LETTRE OUVERTE au Président de l’Assemblée nationale
Honorable Président,
Dans une contribution récente, je m’interrogeais sur le silence des députés de la 9e législature, face à l’imposture qui consiste pour M. Ouattara à empêcher le fonctionnement de l’Assemblée nationale. C’est vous dire que vous me comblez de joie et vous m’honorez de réagir pour la deuxième fois, la première comme Président de LIDER et la seconde comme Président de l’Assemblée nationale, à l’occasion de votre rencontre avec le Représentant Spécial Adjoint du Secrétaire général des Nations Unies pour la Côte d’Ivoire.
Vous déclariez devant cette personnalité que «l’Assemblée Nationale… qui existe de façon légale de par la Constitution, n’est pas reconnue par le Chef de l’Etat qui n’a pourtant pas pris d’acte pour signifier sa dissolution et refuse de façon informelle de payer les indemnités des députés et des travailleurs … Je ne sais pas si politiquement le Gouvernement mesure la portée de ce type d’acte, mais sur le plan humanitaire c’est un scandale. Les députés sortants ont droit à leur mandat jusqu’au jour où la nouvelle assemblée s’installe. Refuser de les payer aujourd’hui, refuser de les subventionner, c’est les affaiblir et s’il y a les législatives, ces députés qui n’ont pas été payés ne pourront pas faire campagne ».
Cette seconde réaction me donne l’occasion de m’adresser à vous, en tant que chef de l’institution parlementaire.
Honorable Président,
Nous nous associons à la dénonciation de ce « scandale humanitaire » de non paiement des indemnités des honorables députés et du salaire du personnel de l’Assemblée nationale depuis plusieurs mois. Vos collaborateurs et vos collègues se plaisent à souligner les avancées que vous avez fait réaliser à cette institution sur le plan matériel et financier.

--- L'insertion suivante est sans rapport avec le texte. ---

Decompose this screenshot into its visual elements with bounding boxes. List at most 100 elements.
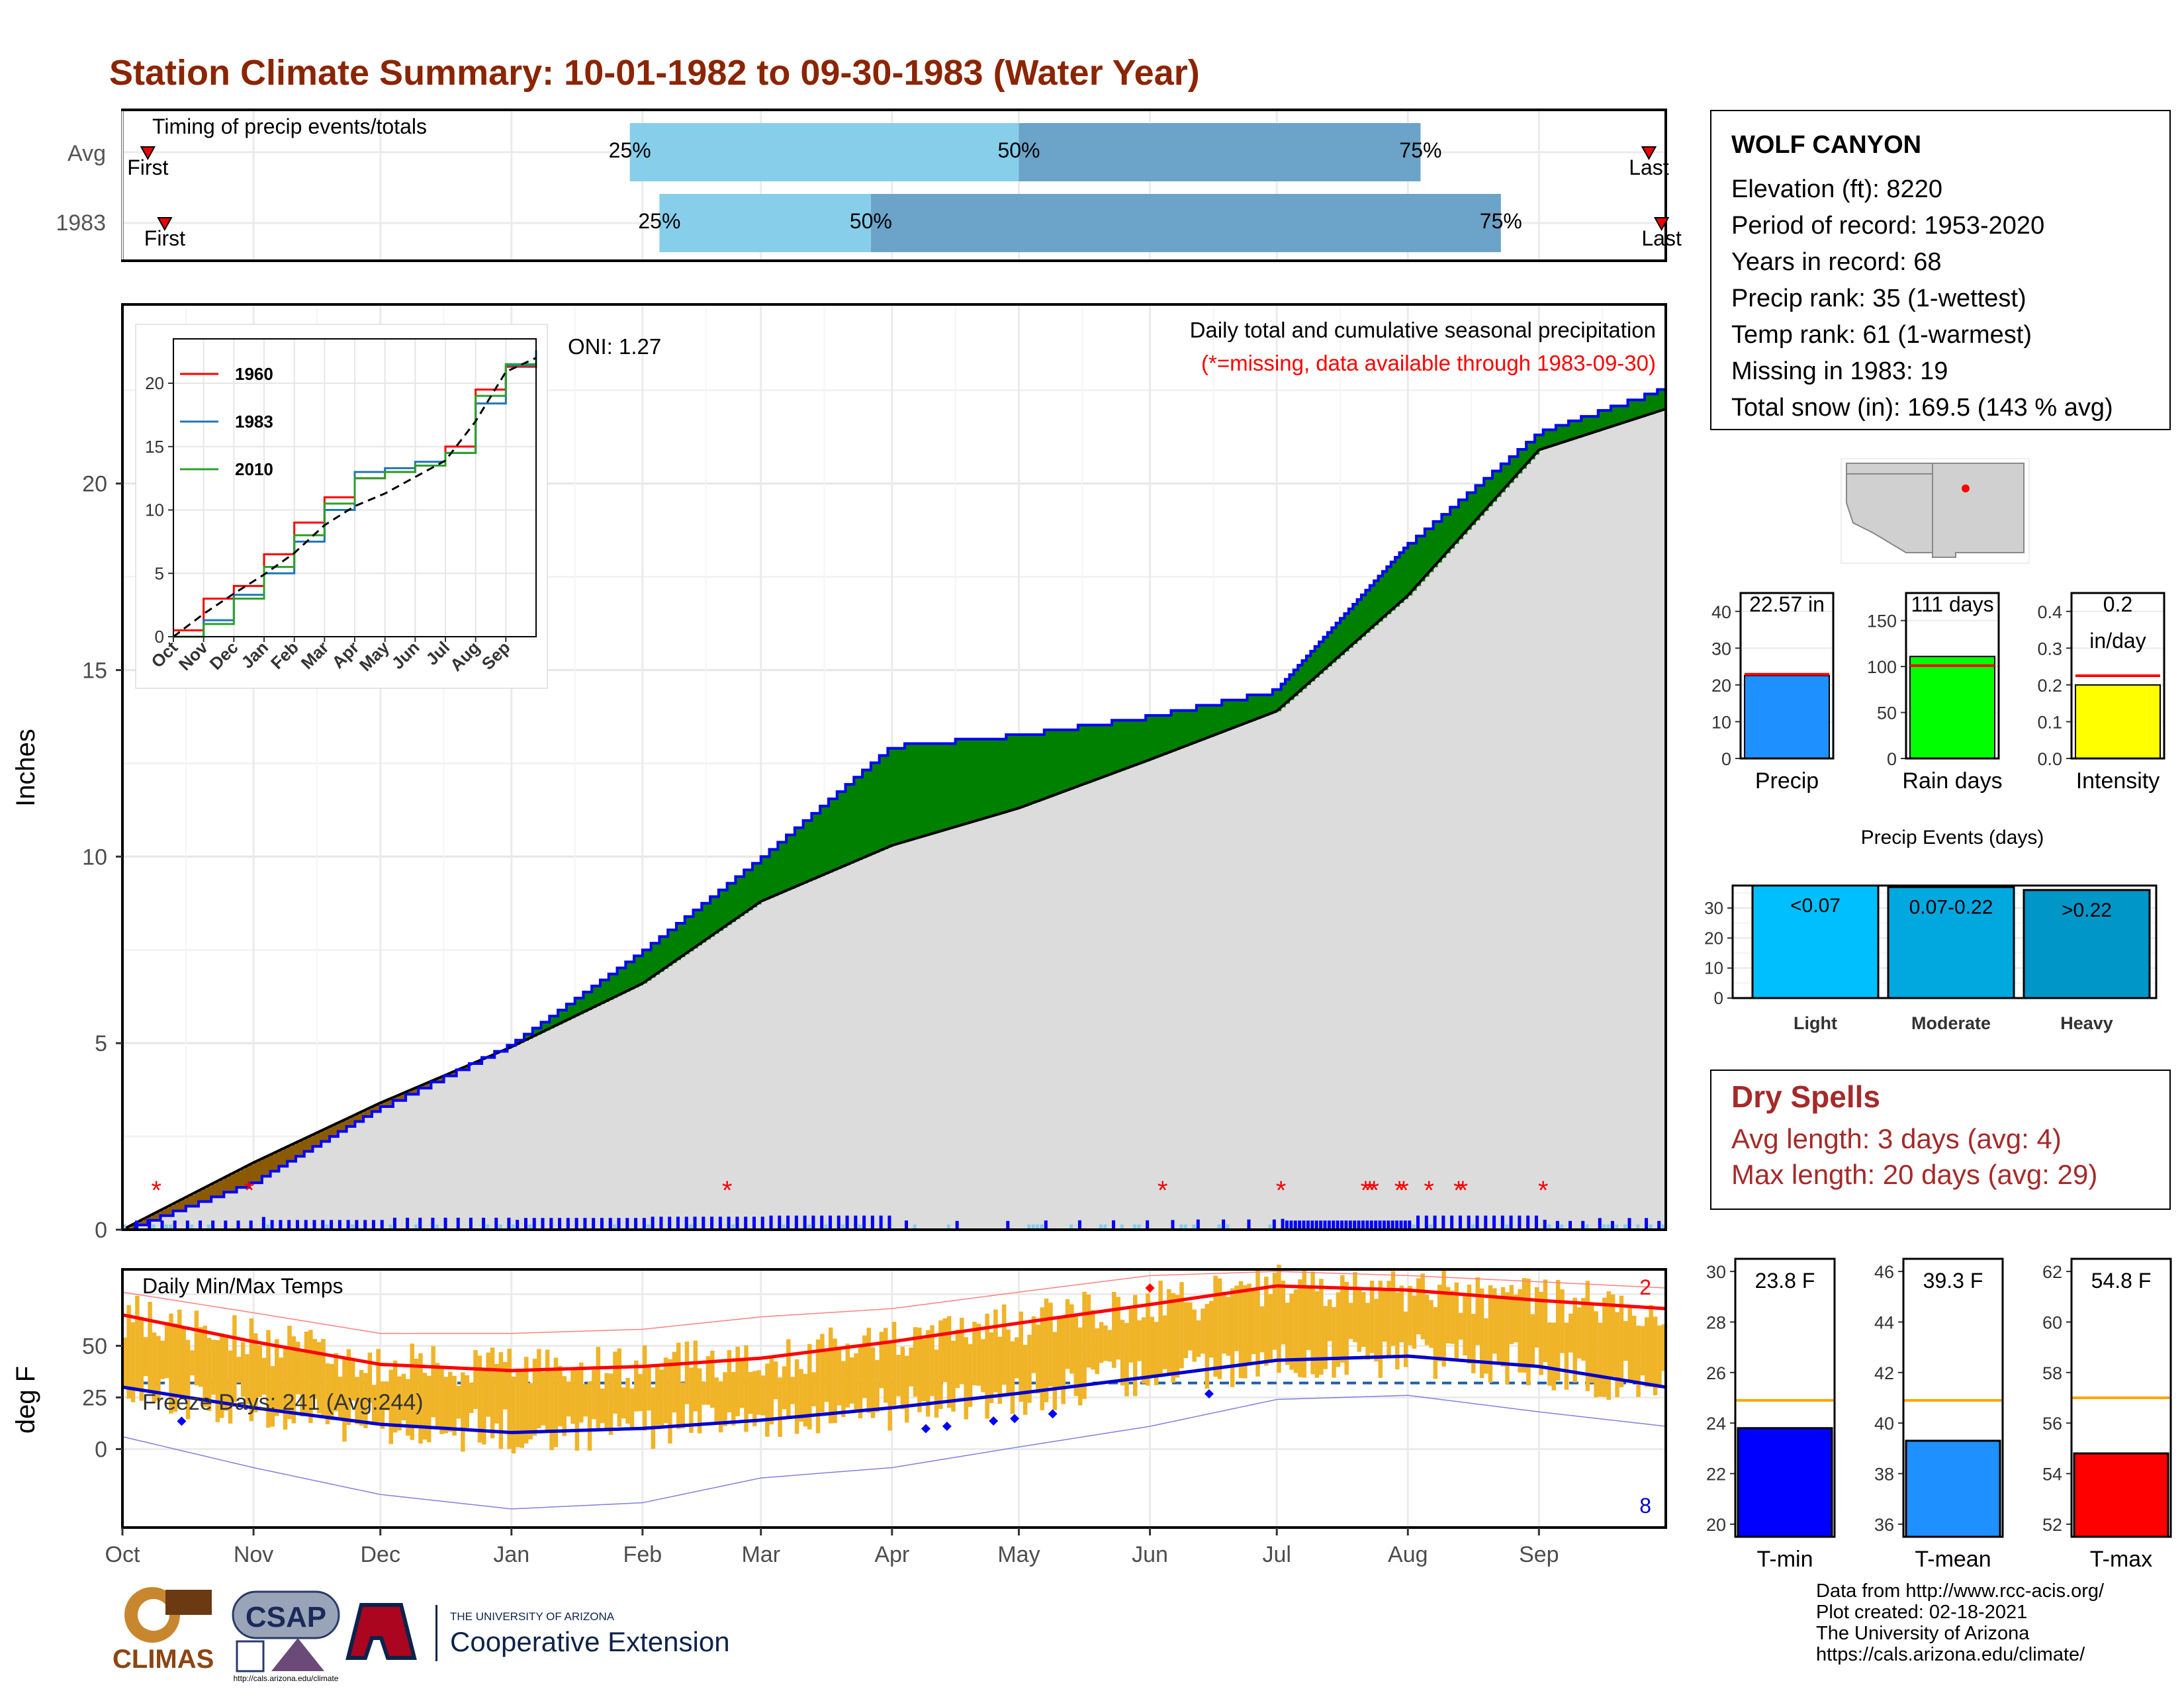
daily-precip-bar	[871, 1216, 874, 1230]
above-avg-fill	[837, 792, 842, 869]
events-tick-label: 0	[1714, 988, 1723, 1008]
temp-daily-bar	[1404, 1312, 1408, 1367]
temp-daily-bar	[752, 1371, 757, 1426]
month-tick-label: Sep	[1519, 1542, 1559, 1567]
daily-precip-bar	[406, 1218, 409, 1230]
daily-precip-bar	[1475, 1216, 1479, 1230]
above-avg-fill	[942, 743, 947, 830]
summary-tick-label: 150	[1867, 612, 1897, 631]
timing-bar-q1	[630, 123, 1019, 181]
above-avg-fill	[1032, 735, 1036, 803]
above-avg-fill	[1429, 529, 1433, 572]
temp-daily-bar	[1103, 1326, 1108, 1361]
daily-precip-bar	[710, 1216, 713, 1230]
below-avg-fill	[177, 1201, 182, 1211]
temp-daily-bar	[1446, 1287, 1451, 1344]
daily-precip-bar	[1310, 1220, 1314, 1230]
missing-marker: *	[1158, 1176, 1168, 1205]
events-title: Precip Events (days)	[1861, 827, 2044, 848]
daily-precip-bar	[1383, 1220, 1386, 1230]
temp-daily-bar	[1437, 1285, 1442, 1361]
above-avg-fill	[892, 749, 897, 846]
above-avg-fill	[1087, 725, 1091, 784]
above-avg-fill	[1074, 730, 1079, 788]
precip-annotation-missing: (*=missing, data available through 1983-…	[1201, 351, 1656, 375]
above-avg-fill	[858, 777, 863, 860]
daily-precip-bar	[1247, 1220, 1250, 1230]
above-avg-fill	[1124, 720, 1129, 769]
temp-daily-bar	[596, 1347, 601, 1428]
timing-row-avg-label: Avg	[68, 141, 106, 166]
above-avg-fill	[1420, 536, 1425, 582]
summary-tick-label: 100	[1867, 657, 1897, 677]
temp-daily-bar	[1260, 1306, 1265, 1353]
below-avg-fill	[287, 1146, 292, 1161]
above-avg-fill	[816, 813, 821, 878]
temp-daily-bar	[993, 1310, 998, 1393]
temp-daily-bar	[1514, 1295, 1518, 1342]
temp-daily-bar	[126, 1305, 131, 1398]
temp-daily-bar	[283, 1346, 288, 1430]
temp-daily-bar	[1602, 1298, 1607, 1397]
temp-daily-bar	[1273, 1273, 1277, 1349]
daily-precip-bar	[1285, 1220, 1289, 1230]
inset-y-tick-label: 15	[145, 437, 164, 457]
temp-daily-bar	[934, 1349, 939, 1418]
temp-daily-bar	[1197, 1320, 1201, 1357]
temp-daily-bar	[1450, 1291, 1455, 1344]
above-avg-fill	[1243, 700, 1248, 724]
daily-precip-bar	[135, 1220, 138, 1230]
record-low-count: 8	[1639, 1494, 1651, 1518]
temp-daily-bar	[461, 1372, 465, 1451]
dry-spells-max: Max length: 20 days (avg: 29)	[1731, 1157, 2150, 1193]
daily-precip-bar	[744, 1216, 747, 1230]
month-tick-label: Apr	[874, 1542, 909, 1567]
temp-summary-bar	[1906, 1441, 2000, 1537]
daily-precip-bar	[1078, 1220, 1081, 1230]
temp-daily-bar	[1441, 1270, 1446, 1367]
daily-precip-bar	[1340, 1220, 1343, 1230]
above-avg-fill	[1230, 700, 1235, 729]
summary-tick-label: 0.0	[2037, 749, 2062, 769]
above-avg-fill	[1146, 715, 1150, 761]
temp-daily-bar	[439, 1367, 444, 1434]
summary-tick-label: 40	[1711, 602, 1731, 622]
temp-daily-bar	[1268, 1294, 1273, 1362]
station-info-box: WOLF CANYON Elevation (ft): 8220 Period …	[1710, 110, 2171, 430]
temp-daily-bar	[1543, 1279, 1548, 1362]
month-tick-label: Oct	[105, 1542, 140, 1567]
daily-precip-bar	[1526, 1216, 1529, 1230]
timing-last-marker-label: Last	[1629, 156, 1669, 179]
temp-daily-bar	[1420, 1273, 1425, 1339]
temp-daily-bar	[499, 1352, 504, 1449]
missing-marker: *	[1398, 1176, 1409, 1205]
temp-daily-bar	[494, 1364, 499, 1424]
above-avg-fill	[833, 799, 837, 871]
daily-precip-bar	[313, 1220, 316, 1230]
daily-precip-bar	[575, 1218, 578, 1230]
daily-precip-bar	[1391, 1220, 1394, 1230]
temp-daily-bar	[1133, 1295, 1138, 1396]
daily-precip-bar	[625, 1218, 629, 1230]
above-avg-fill	[1011, 735, 1015, 811]
daily-precip-bar	[1404, 1220, 1407, 1230]
daily-precip-bar	[820, 1216, 823, 1230]
temp-daily-bar	[1433, 1307, 1438, 1379]
temp-daily-bar	[1577, 1307, 1582, 1358]
temp-y-axis-title: deg F	[11, 1366, 40, 1434]
temp-daily-bar	[1188, 1303, 1193, 1351]
temp-daily-bar	[1370, 1281, 1375, 1353]
temp-daily-bar	[144, 1337, 148, 1376]
temp-daily-bar	[1230, 1289, 1235, 1387]
below-avg-fill	[211, 1184, 216, 1197]
timing-first-marker-label: First	[144, 226, 185, 250]
daily-precip-bar	[609, 1218, 612, 1230]
above-avg-fill	[887, 749, 892, 847]
locator-map	[1841, 459, 2029, 563]
precip-y-tick-label: 0	[95, 1218, 107, 1243]
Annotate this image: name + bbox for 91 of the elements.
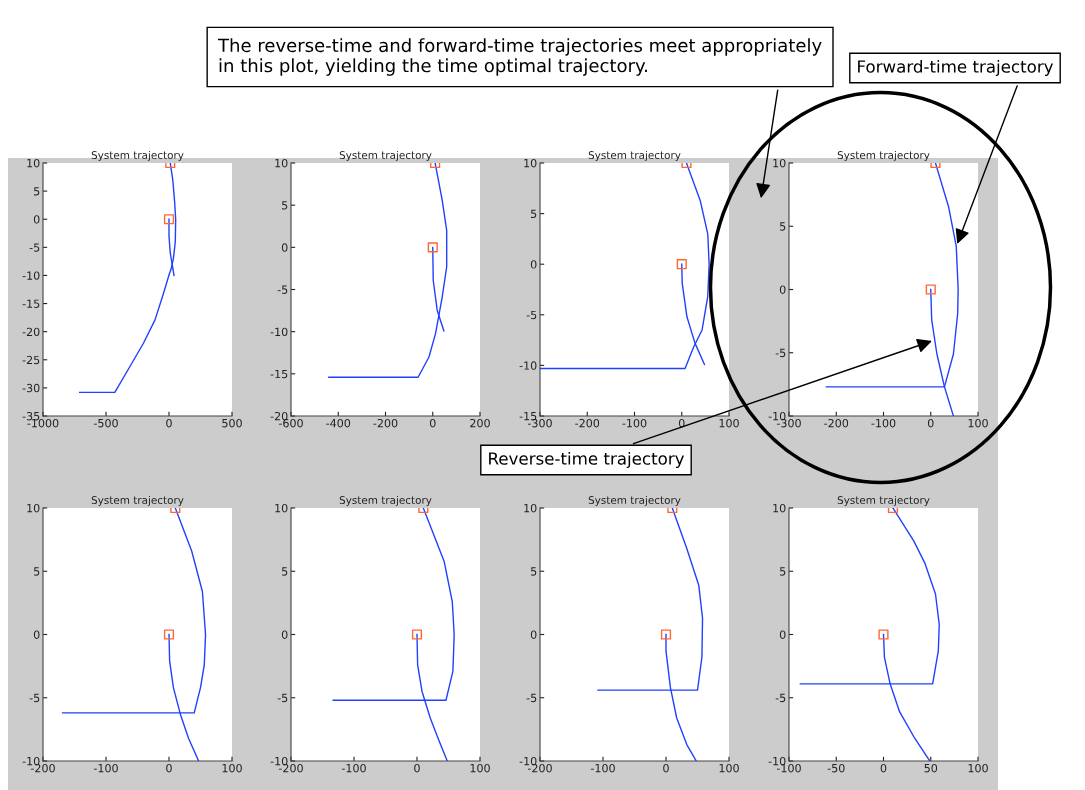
y-tick-label: 10 [27,503,40,513]
y-tick-label: 0 [281,243,288,252]
y-tick-label: 10 [773,158,786,168]
x-tick-label: -200 [373,418,398,428]
y-tick-label: 0 [33,630,40,639]
y-tick-label: 0 [530,260,537,269]
y-tick-label: -10 [519,361,537,370]
y-tick-label: -10 [270,327,288,337]
y-tick-label: 5 [282,201,288,210]
y-tick-label: -5 [29,693,40,703]
y-tick-label: 10 [524,503,537,513]
x-tick-label: -400 [326,418,351,428]
x-tick-label: -100 [93,763,118,773]
x-tick-label: 0 [429,418,436,428]
chart-title: System trajectory [837,495,930,506]
x-tick-label: 100 [719,418,739,428]
x-tick-label: 100 [222,763,242,773]
chart-title: System trajectory [91,150,184,161]
y-tick-label: -5 [277,285,288,294]
y-tick-label: 5 [780,222,786,231]
annotation: Reverse-time trajectory [489,451,685,469]
x-tick-label: -200 [824,418,849,428]
x-tick-label: 500 [222,418,242,428]
y-tick-label: -5 [526,693,537,703]
x-tick-label: -200 [575,418,600,428]
x-tick-label: 0 [166,763,172,773]
y-tick-label: -10 [22,756,40,766]
y-tick-label: 10 [524,158,537,168]
y-tick-label: -20 [22,327,40,337]
y-tick-label: -5 [29,243,40,252]
x-tick-label: 200 [470,418,490,428]
chart-title: System trajectory [91,495,184,506]
y-tick-label: -10 [270,756,288,766]
y-tick-label: 10 [27,158,40,168]
x-tick-label: 0 [663,763,669,773]
x-tick-label: 100 [968,418,988,428]
y-tick-label: -20 [270,411,288,421]
chart-title: System trajectory [588,150,681,161]
y-tick-label: 0 [33,215,40,224]
x-tick-label: 0 [880,763,887,773]
x-tick-label: -100 [341,763,366,773]
y-tick-label: -5 [775,348,786,358]
x-tick-label: -50 [827,763,845,773]
y-tick-label: -5 [775,693,786,703]
y-tick-label: 0 [530,630,537,639]
x-tick-label: 100 [968,763,988,773]
x-tick-label: -500 [93,418,118,428]
y-tick-label: 5 [531,567,537,576]
y-tick-label: 10 [275,158,288,168]
y-tick-label: 10 [275,503,288,513]
chart-title: System trajectory [837,150,930,161]
y-tick-label: 5 [282,567,288,576]
y-tick-label: 0 [779,285,786,294]
y-tick-label: -15 [270,369,288,379]
y-tick-label: -15 [22,299,40,308]
line-series [328,163,448,378]
x-tick-label: -100 [590,763,615,773]
y-tick-label: -10 [519,756,537,766]
x-tick-label: -100 [622,418,647,428]
y-tick-label: 0 [779,630,786,639]
y-tick-label: 5 [780,567,786,576]
line-series [540,163,710,370]
y-tick-label: -10 [768,756,786,766]
text: The reverse-time and forward-time trajectories meet appropriately in this plot, yielding the time optimal trajectory. [217,38,822,76]
x-tick-label: 50 [924,763,938,773]
y-tick-label: -10 [22,271,40,280]
y-tick-label: 0 [281,630,288,639]
chart-title: System trajectory [588,495,681,506]
y-tick-label: -5 [277,693,288,703]
x-tick-label: 0 [927,418,934,428]
chart-title: System trajectory [339,495,432,506]
x-tick-label: 0 [678,418,685,428]
x-tick-label: -1000 [27,418,59,428]
annotation: Forward-time trajectory [858,59,1054,77]
y-tick-label: 5 [34,187,40,196]
x-tick-label: -100 [871,418,896,428]
y-tick-label: -35 [22,411,40,421]
chart-title: System trajectory [339,150,432,161]
y-tick-label: -5 [526,310,537,320]
x-tick-label: 0 [166,418,172,428]
y-tick-label: 5 [531,209,537,218]
y-tick-label: -10 [768,411,786,421]
x-tick-label: 100 [719,763,739,773]
x-tick-label: 100 [470,763,490,773]
line-series [78,163,177,394]
y-tick-label: -30 [22,383,40,393]
y-tick-label: -25 [22,355,40,365]
y-tick-label: 10 [773,503,786,513]
y-tick-label: 5 [34,567,40,576]
y-tick-label: -15 [519,412,537,421]
x-tick-label: 0 [414,763,420,773]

Votre réaction s’inscrit dans la droite ligne de votre action.
Mais ce problème a beau émouvoir et indigner plus d’un, le fonctionnement de l’Assemblée nationale ne saurait s’y limiter. Il est loisible à cet effet de vous rétorquer que plusieurs institutions de l’Etat ont connu des retards de salaires sur une longue période sans qu’elles ne cessent de fonctionner. C’est pourquoi la question de l’Assemblée nationale doit nous préoccuper au-delà du problème salarial.
En vous lisant, je crois comprendre que le non fonctionnement de l’Assemblée nationale imputé à M. Ouattara n’est pas soutenu par un écrit. Nous serons bien curieux de savoir comment il l’a exprimé pour vous dissuader de faire fonctionner l’institution jusqu’à ce jour. Quelle reconnaissance attendez-vous de M. Ouattara ? Sous quelle forme cette reconnaissance s’est-elle présentée avant lui ? C’est l’occasion de rappeler que l’Assemblée nationale a des activités en dehors de l’examen des projets de loi et du contrôle de l’activité gouvernementale à travers les questions orales aux ministres du gouvernement.
Sauf à me méprendre sur les dispositions pertinentes de notre Constitution, je n’ai lu nulle part que la convocation des instances de l’Assemblée nationale exigeait une autorisation de M. Ouattara. L’article 62 de la Constitution est précise sur ce point : « Chaque année, l’Assemblée nationale se réunit de plein droit en deux sessions ordinaires ». Quant à la Conférence des Présidents et le bureau de l’Assemblée nationale, ils sont aussi convoqués par le Président de l’Assemblée nationale, comme en dispose le règlement de l’institution. Les seules obligations qui pèsent sur vous sont d’aviser le Président de la République « du jour et de l’heure de la Conférence » et d’informer le Gouvernement de « l’ordre du jour des travaux de l’Assemblée nationale ». Vous n’avez nul besoin d’une autorisation de M. Ouattara.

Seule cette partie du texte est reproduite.